Many of the teams who are competing in all three events are really targeting the podium. So far, the top-three leaderboard at each event was different, with only the team skippered by Travis Weisleder, racing on the aptly named Lucky Dog, racking-up back-to-back top-three finishes. So, for sure, all eyes will be on his team, who also happen to be the reigning Melges 24 North American Champions.

What kind of weather can teams expect in Miami in March? Also, how does this typically differ from what they have already experienced at the previous two regattas in the series?

We had great conditions for event #1, although event #2 lacked wind a little bit. Usually in March the weather is just perfect, with great wind, sun and warm temperatures. We should be blessed with anything from six to 20 knots of breeze.

There are numerous venues around the world where we would all like to go racing, but Miami must be one of the best, offering guaranteed sunshine and reliable weather.

Can you tell us about any steps that you and the other event organizers have taken in the last couple years to help green-up the regatta or otherwise reduce its environmental footprint?

The biggest step we have taken towards a cleaner regatta is stopping the use of straws in our cocktails. We have also switched to fully recyclable materials for all our plates, cutlery and glasses, provide reusable water bottles to all competitors and run a waste management program. The organizing committee and Bacardi are fully committed to reducing the event’s environmental impact and playing our part to support a more sustainable world.

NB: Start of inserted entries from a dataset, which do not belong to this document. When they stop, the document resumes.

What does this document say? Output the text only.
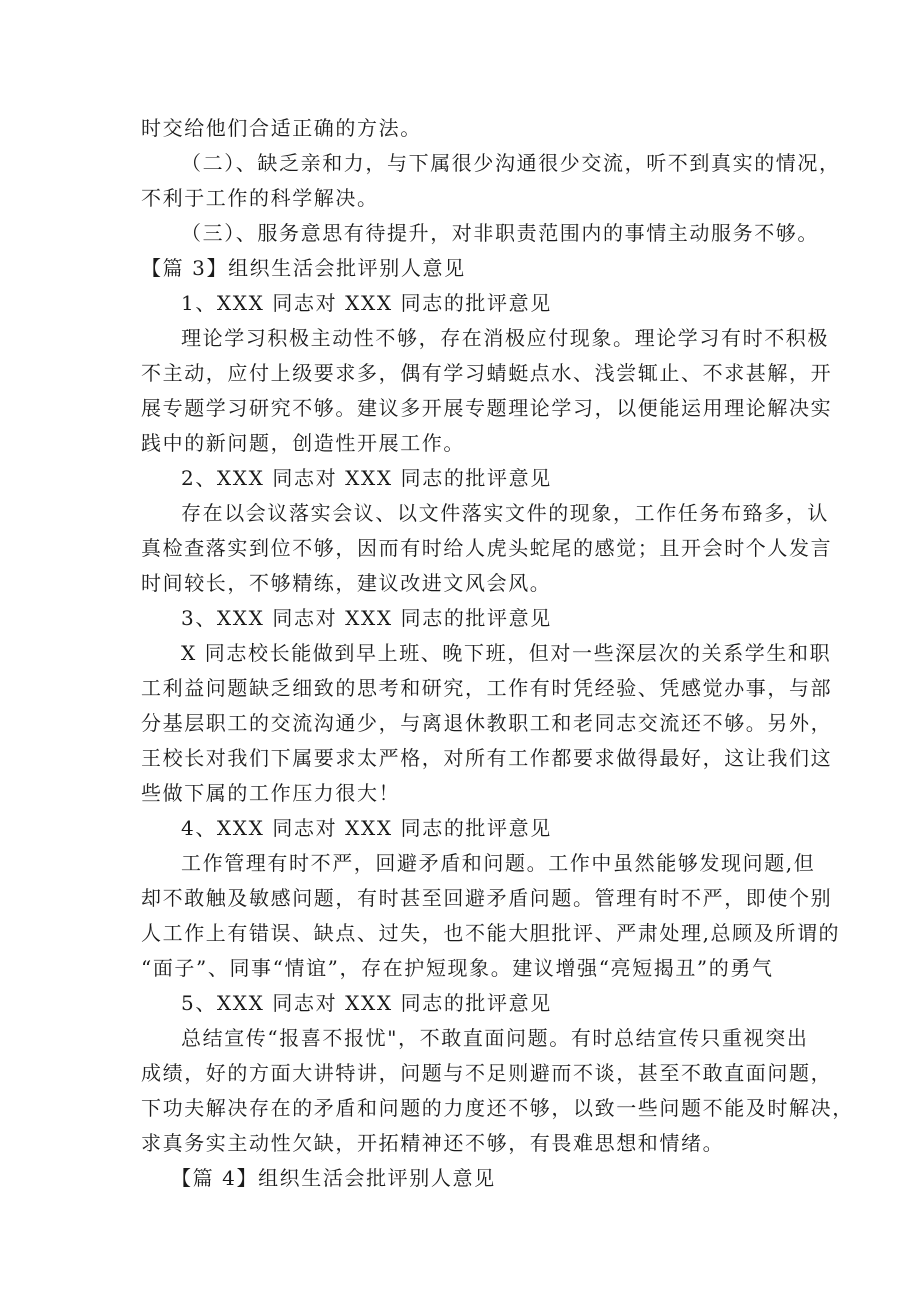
时交给他们合适正确的方法。
（二）、缺乏亲和力，与下属很少沟通很少交流，听不到真实的情况，
不利于工作的科学解决。
（三）、服务意思有待提升，对非职责范围内的事情主动服务不够。
【篇 3】组织生活会批评别人意见
1、XXX 同志对 XXX 同志的批评意见
理论学习积极主动性不够，存在消极应付现象。理论学习有时不积极
不主动，应付上级要求多，偶有学习蜻蜓点水、浅尝辄止、不求甚解，开
展专题学习研究不够。建议多开展专题理论学习，以便能运用理论解决实
践中的新问题，创造性开展工作。
2、XXX 同志对 XXX 同志的批评意见
存在以会议落实会议、以文件落实文件的现象，工作任务布臵多，认
真检查落实到位不够，因而有时给人虎头蛇尾的感觉；且开会时个人发言
时间较长，不够精练，建议改进文风会风。
3、XXX 同志对 XXX 同志的批评意见
X 同志校长能做到早上班、晚下班，但对一些深层次的关系学生和职
工利益问题缺乏细致的思考和研究，工作有时凭经验、凭感觉办事，与部
分基层职工的交流沟通少，与离退休教职工和老同志交流还不够。另外，
王校长对我们下属要求太严格，对所有工作都要求做得最好，这让我们这
些做下属的工作压力很大！
4、XXX 同志对 XXX 同志的批评意见
工作管理有时不严，回避矛盾和问题。工作中虽然能够发现问题,但
却不敢触及敏感问题，有时甚至回避矛盾问题。管理有时不严，即使个别
人工作上有错误、缺点、过失，也不能大胆批评、严肃处理,总顾及所谓的
“面子”、同事“情谊”，存在护短现象。建议增强“亮短揭丑”的勇气
5、XXX 同志对 XXX 同志的批评意见
总结宣传“报喜不报忧"，不敢直面问题。有时总结宣传只重视突出
成绩，好的方面大讲特讲，问题与不足则避而不谈，甚至不敢直面问题，
下功夫解决存在的矛盾和问题的力度还不够，以致一些问题不能及时解决，
求真务实主动性欠缺，开拓精神还不够，有畏难思想和情绪。
【篇 4】组织生活会批评别人意见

Anything else that you’d like to add, for the record?

We’re very happy that the Melges 24 class has enjoyed a resurgence. The class is popular worldwide and the sailors are a great group of people. We really enjoy having such friendly and involved participants attend our events. We expect to see the numbers continue to grow over the coming years, and [we] aim to run a dedicated Melges 24 race track for the next season.